# Show that a series LR circuit is an LP filter if the output is taken across the resis

1. Apr 11, 2007

### VinnyCee

1. The problem statement, all variables and given/known data

Show that a series LR circuit is a Low Pass filter if the output is taken across the resistor.

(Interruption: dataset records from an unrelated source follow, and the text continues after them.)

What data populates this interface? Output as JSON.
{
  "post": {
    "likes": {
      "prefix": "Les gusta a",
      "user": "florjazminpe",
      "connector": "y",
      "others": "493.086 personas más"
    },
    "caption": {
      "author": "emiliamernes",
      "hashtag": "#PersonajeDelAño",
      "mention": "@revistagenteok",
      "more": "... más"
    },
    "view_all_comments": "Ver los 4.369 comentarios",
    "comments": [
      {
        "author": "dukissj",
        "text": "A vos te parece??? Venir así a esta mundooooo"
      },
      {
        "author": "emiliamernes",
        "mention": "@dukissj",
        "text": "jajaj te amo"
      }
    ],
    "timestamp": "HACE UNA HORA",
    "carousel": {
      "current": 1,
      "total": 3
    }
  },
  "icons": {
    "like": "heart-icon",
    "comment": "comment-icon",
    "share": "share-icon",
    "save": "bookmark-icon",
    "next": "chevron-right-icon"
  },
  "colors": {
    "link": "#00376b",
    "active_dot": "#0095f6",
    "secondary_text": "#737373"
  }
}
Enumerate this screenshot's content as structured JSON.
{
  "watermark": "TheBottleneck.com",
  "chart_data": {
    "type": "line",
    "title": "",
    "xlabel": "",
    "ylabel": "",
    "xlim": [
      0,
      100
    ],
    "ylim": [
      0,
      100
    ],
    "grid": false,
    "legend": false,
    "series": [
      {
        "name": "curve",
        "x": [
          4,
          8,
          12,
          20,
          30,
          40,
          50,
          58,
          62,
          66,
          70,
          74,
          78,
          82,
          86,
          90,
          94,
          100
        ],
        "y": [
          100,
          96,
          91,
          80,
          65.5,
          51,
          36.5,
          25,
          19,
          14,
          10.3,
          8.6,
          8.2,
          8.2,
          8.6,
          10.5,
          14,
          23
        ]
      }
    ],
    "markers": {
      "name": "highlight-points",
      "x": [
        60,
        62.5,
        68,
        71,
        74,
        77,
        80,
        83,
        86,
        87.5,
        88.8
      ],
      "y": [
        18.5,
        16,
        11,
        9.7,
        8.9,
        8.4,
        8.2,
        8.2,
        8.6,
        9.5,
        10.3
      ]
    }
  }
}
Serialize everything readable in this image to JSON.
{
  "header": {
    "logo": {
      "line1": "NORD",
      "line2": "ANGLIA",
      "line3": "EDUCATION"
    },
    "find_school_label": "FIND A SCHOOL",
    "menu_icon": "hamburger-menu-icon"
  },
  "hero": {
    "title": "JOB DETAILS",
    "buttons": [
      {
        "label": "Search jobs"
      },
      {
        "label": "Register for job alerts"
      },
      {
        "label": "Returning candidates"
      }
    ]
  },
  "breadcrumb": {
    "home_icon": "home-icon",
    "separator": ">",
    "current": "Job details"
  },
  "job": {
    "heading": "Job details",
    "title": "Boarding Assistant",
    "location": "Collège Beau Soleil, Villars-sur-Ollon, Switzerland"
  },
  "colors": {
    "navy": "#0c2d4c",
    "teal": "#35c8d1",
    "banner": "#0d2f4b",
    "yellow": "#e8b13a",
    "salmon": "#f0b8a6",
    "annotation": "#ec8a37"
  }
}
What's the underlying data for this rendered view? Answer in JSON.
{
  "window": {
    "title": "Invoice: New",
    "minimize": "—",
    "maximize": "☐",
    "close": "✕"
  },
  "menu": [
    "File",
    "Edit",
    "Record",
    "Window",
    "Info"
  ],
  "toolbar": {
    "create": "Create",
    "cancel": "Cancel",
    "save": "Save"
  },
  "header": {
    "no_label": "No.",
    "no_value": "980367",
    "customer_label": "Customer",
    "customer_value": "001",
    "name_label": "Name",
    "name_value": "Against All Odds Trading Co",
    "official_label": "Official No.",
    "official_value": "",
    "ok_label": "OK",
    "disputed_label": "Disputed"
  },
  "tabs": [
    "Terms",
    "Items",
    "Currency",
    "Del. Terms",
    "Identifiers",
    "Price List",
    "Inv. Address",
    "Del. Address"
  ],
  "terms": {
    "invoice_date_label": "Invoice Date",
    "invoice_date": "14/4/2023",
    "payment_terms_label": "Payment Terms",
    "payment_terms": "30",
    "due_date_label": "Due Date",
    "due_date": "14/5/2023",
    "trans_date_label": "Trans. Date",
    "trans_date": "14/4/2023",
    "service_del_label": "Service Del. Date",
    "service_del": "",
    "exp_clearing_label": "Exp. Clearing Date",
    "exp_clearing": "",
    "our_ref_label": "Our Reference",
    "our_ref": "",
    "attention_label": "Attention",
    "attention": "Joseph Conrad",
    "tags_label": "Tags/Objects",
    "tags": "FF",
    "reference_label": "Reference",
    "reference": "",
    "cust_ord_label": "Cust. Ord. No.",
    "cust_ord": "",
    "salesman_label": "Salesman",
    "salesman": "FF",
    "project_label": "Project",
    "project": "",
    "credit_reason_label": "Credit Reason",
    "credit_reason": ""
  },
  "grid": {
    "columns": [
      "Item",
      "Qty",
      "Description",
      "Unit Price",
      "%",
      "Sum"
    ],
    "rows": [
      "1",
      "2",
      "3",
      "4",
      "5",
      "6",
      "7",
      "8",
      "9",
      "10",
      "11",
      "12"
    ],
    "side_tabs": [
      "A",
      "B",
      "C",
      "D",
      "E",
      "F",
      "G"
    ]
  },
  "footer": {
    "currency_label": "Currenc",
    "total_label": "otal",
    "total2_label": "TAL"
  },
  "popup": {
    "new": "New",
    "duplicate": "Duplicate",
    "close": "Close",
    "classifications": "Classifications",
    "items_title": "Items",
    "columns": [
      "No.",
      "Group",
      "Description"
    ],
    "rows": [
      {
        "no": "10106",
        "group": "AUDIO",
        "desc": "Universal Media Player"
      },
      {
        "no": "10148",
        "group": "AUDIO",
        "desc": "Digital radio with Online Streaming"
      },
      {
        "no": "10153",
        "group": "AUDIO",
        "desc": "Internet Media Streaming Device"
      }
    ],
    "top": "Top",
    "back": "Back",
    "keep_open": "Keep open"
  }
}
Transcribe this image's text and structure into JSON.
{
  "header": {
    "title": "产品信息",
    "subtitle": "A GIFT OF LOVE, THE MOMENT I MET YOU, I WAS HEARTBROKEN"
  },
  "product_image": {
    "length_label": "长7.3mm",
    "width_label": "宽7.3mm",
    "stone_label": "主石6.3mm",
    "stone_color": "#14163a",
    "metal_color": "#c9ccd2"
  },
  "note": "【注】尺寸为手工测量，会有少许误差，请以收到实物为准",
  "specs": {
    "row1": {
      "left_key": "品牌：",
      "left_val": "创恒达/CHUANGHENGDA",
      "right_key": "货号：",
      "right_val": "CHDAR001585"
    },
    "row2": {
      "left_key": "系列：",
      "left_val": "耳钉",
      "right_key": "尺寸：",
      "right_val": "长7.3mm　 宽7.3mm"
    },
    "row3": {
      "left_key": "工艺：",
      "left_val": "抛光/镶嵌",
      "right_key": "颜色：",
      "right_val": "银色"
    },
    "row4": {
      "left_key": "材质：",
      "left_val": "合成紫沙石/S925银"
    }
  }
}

Calculate the corner frequency, $f_c$, if L = 2mH and R = 10k$\Omega$.

2. Relevant equations

$$H(\omega)\,=\,\frac{V_0(t)}{V_i(t)}$$

$$H\left(\omega_c\right)\,=\,\frac{1}{\sqrt{2}}$$

$$f\,=\,\frac{\omega}{2\pi}$$

3. The attempt at a solution

$$H(\omega)\,=\,\frac{R}{R\,+\,j\omega L}$$

$$H(0)\,=\,1$$

$$H(\infty)\,=\,0$$

That does the "show" part. But now I don't know how to get the corner frequency.

$$\frac{1}{\sqrt{2}}\,=\,\frac{R}{R\,+\,j\omega L}$$

2. Apr 11, 2007

### VinnyCee

Never mind! It's 796 kHz.

3. Apr 11, 2007

### denverdoc

Per your post on Bode plots, this transfer function would be written as:

1/(1+jwL/R), you might want to plot this before tackling that much more complicated function, if you haven't done simple ones yet.